Saturday, 18 September 2021 18:49
Young Billy Young
YOUNG BILLY YOUNG
US, 1969, 89 minutes, Colour.
Robert Mitchum, Angie Dickinson, Robert Walker, David Carradine.
Directed by Burt Kennedy.
Young Billy Young is a light western from Burt Kennedy who specialises in small westerns, especially comedies like The Rounders & Support Your Local Sheriff. He can be serious in such films as Welcome To Hard Times or The Deserter. This particular example is a take-it-or-leave-it, enjoyable kind of western pitting elderly Robert Mitchum with young David Carradine. Angie Dickinson supplies the glamour. One striking feature is that Robert Mitchum sings the title song. A passably enjoyable and humorous western.
1. Was this a good western, enjoyable? How ordinary and conventional? In what aspects? Did it use any of the western conventions in an original and striking way?
2. How serious a western was this? In tone and themes? Comment on the light touch of the film? The humorous touch? The impact of the initial song and Robert Mitchum's singing? The fact that the film was a ballad and had a ballad style? The conventions of the ballad contrasting with straight narrative?

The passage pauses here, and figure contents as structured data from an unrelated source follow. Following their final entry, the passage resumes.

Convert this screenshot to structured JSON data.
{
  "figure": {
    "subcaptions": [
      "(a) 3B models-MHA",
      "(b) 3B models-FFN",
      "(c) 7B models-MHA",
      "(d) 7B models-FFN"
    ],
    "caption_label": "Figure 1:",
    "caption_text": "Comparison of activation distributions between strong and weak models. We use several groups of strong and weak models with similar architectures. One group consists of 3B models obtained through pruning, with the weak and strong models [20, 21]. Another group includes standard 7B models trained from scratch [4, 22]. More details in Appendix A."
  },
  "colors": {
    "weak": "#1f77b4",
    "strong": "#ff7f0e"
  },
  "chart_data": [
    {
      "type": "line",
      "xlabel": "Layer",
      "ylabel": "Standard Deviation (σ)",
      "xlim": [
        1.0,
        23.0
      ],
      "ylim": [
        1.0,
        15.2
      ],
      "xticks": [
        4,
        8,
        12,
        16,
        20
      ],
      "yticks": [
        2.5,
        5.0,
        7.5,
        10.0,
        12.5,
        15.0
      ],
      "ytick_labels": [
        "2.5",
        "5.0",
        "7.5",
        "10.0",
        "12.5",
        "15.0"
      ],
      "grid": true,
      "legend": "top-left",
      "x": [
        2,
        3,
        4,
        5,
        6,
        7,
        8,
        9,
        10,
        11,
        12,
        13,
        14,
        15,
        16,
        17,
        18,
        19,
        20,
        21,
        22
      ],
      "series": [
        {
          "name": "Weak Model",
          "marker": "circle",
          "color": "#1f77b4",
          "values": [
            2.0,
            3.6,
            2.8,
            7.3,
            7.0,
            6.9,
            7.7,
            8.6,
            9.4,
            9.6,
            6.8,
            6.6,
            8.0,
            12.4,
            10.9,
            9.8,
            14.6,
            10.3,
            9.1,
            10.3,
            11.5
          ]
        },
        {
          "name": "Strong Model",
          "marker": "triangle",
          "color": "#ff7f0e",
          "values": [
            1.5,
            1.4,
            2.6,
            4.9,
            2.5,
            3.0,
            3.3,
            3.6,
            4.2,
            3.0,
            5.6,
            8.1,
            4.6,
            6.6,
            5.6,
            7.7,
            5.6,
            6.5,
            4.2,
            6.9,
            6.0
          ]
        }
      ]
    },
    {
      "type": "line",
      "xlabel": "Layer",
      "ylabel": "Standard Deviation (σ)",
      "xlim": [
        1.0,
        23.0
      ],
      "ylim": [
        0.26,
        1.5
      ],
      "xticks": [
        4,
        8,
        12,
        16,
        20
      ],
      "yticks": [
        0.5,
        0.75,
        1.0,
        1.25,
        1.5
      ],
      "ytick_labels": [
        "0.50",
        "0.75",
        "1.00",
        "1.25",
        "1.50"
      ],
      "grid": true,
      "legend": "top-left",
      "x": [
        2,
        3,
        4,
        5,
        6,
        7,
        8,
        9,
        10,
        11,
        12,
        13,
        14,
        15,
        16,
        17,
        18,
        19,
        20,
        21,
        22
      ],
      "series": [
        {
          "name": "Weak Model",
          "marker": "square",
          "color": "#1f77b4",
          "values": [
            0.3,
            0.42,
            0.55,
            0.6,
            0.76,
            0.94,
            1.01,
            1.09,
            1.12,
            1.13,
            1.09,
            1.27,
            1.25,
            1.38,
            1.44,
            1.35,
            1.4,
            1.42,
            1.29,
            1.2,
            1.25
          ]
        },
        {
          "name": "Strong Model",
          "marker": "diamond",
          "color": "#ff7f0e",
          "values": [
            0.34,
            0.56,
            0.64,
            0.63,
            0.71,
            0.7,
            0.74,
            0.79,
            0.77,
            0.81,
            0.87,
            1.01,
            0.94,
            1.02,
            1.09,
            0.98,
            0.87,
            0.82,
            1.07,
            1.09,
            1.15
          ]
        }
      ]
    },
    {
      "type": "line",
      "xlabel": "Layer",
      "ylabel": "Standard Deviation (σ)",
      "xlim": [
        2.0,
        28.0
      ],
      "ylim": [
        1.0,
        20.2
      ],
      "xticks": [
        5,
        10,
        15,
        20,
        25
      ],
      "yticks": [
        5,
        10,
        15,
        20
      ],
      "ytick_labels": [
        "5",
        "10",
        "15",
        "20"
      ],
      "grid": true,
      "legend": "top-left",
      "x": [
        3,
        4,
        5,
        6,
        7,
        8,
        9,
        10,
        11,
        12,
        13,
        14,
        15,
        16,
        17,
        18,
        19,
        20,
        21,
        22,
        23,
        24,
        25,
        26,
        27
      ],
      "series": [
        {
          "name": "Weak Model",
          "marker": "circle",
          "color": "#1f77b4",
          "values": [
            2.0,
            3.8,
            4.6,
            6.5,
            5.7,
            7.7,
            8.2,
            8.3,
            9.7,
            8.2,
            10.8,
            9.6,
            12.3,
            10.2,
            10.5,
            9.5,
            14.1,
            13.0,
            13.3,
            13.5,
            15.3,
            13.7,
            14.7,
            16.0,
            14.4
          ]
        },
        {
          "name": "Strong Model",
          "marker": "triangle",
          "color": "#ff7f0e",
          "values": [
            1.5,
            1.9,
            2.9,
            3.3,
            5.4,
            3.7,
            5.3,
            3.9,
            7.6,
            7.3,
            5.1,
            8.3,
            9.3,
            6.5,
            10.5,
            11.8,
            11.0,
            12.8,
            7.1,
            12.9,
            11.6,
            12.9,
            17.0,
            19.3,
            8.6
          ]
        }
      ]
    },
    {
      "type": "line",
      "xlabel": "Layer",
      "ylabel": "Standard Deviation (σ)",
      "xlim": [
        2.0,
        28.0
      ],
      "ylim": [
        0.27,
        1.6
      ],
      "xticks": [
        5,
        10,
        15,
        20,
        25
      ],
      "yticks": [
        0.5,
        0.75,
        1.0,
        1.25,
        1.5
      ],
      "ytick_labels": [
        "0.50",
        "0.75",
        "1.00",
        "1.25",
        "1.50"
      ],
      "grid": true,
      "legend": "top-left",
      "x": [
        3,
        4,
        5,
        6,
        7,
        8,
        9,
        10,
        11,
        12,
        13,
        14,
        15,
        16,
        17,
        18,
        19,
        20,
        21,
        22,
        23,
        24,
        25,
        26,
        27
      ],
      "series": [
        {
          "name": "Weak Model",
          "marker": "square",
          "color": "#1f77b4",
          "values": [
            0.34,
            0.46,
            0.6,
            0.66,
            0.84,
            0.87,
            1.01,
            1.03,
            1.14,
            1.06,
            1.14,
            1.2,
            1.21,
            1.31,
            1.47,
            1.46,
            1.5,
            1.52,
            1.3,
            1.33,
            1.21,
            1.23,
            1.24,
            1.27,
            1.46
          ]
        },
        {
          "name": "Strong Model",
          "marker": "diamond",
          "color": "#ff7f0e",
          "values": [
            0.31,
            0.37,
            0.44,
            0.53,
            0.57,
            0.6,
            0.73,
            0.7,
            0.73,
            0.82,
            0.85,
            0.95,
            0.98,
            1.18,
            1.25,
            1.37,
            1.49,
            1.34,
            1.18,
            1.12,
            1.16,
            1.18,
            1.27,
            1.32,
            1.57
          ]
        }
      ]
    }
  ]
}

3. How central to the film was Billy Young? The initial impact at the shootout, the plot and the killings? Billy as a drifter and his self-opinion as rotten? Billy as a picture of the heritage of the American West? His skill. shooting and violence. capacity for escape and survival? Billy as a gambler and shooting? The effect of death on him? Sense of justice? The importance of the impact with Kane? The generation gap? The hostility and the support? His loyalty, discovery of the truth about Kane the clash with Jesse? His supporting Kane? The fact that he became the Marshal at the end? What insight did the film give into western characters like Billy? Young western heroes?
4. How was Kane the centre of the film? The importance of his background as a gunfighter. law man. bounty hunter? The rugged individualist in the west? Rescuing the young man? The father and the son figure? His sense of justice? The importance of his memories and the flashback style? How strong was the motivation of his vengeance? His fighting? His relationship with Lily? How important was it for him to achieve his vengeance at the shoot out? What judgment did the film make on this? How real was the ending with his marrying Lily?
5. Comment on the film's portrayal of the west: soldiers and raid, outlaws and drifters, the life of the towns and the saloons, gambling, law and order, powerful families and brutality? The violent west?
6. The comment of the film on the families and their power and their ruling the towns? The way they owned people? Behan and his running the town? The Boon family and family loyalties? Jessie, and his loyalty to Billy Young?
7. The importance of the character of Lily? Angie Dickinson's style? The conventional good-time girl with the heart of gold? Her importance for the plot? The ending?
8. The significance of the fights and the shooting?